Le nouveau procès intenté aux douze Somaliens accusés de piraterie en haute mer a été pris sur le fond ce matin, devant les magistrats Wendy Rangan et Azam Neerooa. La poursuite, représentée par Me Shakeel Bhoyroo, a procédé à l’amendement de l’acte d’accusation porté contre eux. Les douze avocats commis d’office pour les représenter n’ont pas formulé d’objections. Les Somaliens devront comparaître à nouveau en Cour intermédiaire le 1er mars.
Dans un jugement en appel rendu le 18 décembre dernier, les juges Ah Foon Chui Yew Cheong et Asraf Caunhye ont ordonné à ce qu’un nouveau procès soit institué contre les douze présumés pirates somaliens, qui ont débarqué à l’aéroport de Plaisance le 25 janvier 2013, quelques jours après leur arrestation en haute mer.
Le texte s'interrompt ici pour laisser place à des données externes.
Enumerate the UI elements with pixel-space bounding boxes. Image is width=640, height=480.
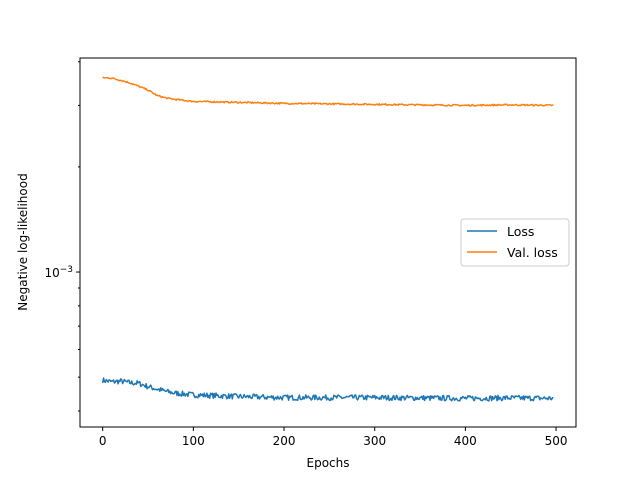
series-line-loss xyxy=(101,377,554,402)
y-tick-label-base: 10 xyxy=(44,266,59,280)
x-tick-label: 200 xyxy=(273,434,296,448)
series-layer xyxy=(101,76,554,402)
x-tick-label: 300 xyxy=(363,434,386,448)
series-line-val-loss xyxy=(102,76,554,107)
x-tick-label: 500 xyxy=(545,434,568,448)
y-axis: 10−3 xyxy=(44,61,80,412)
x-axis: 0 100 200 300 400 500 xyxy=(99,427,568,448)
legend-label-val-loss: Val. loss xyxy=(507,245,558,260)
y-tick-label: 10−3 xyxy=(44,265,73,280)
plot-frame xyxy=(79,57,577,428)
x-tick-label: 0 xyxy=(99,434,107,448)
legend: Loss Val. loss xyxy=(460,218,570,267)
x-tick-label: 100 xyxy=(182,434,205,448)
x-tick-label: 400 xyxy=(454,434,477,448)
y-tick-label-exponent: −3 xyxy=(60,265,73,275)
legend-label-loss: Loss xyxy=(507,224,534,239)
x-axis-label: Epochs xyxy=(307,456,350,470)
y-axis-label: Negative log-likelihood xyxy=(16,173,30,310)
Les juges avaient statué que les magistrats de la Cour intermédiaire ont failli à apprécier les preuves présentées par la Poursuite lors du procès. Dans son appel, le DPP avait avancé 18 raisons contre le verdict d’acquittement des douze Somaliens.
Environ trois ans après leur arrestation et après leur acquittement en novembre 2014, les douze présumés pirates somaliens, qui sont âgés de 20 à 45 ans, devront une nouvelle fois faire face à la justice mauricienne cette année. Lors du début du procès ce matin en cour intermédiaire, Me Shakeel Bhoyroo, représentant la poursuite, a procédé à l’amendement de l’acte d’accusation portée contre eux. L’intitulé de l’acte d’accusation se lit désormais comme suit : « On or about the 5th day of January in the year 2013, on the high seas, around 240 nautical miles off the Somali coast (…) willfully and unlawfully committed an act of piracy, to wit an illegal act of violence bor private ends by the proof of a private ship directed against the MSC Jasmine, a Panama flag merchant vessel which was proceeding from Salah/Oman to Mombasa/Kenya ». Les douze avocats qui représentent les Somaliens n’y ont pas objecté.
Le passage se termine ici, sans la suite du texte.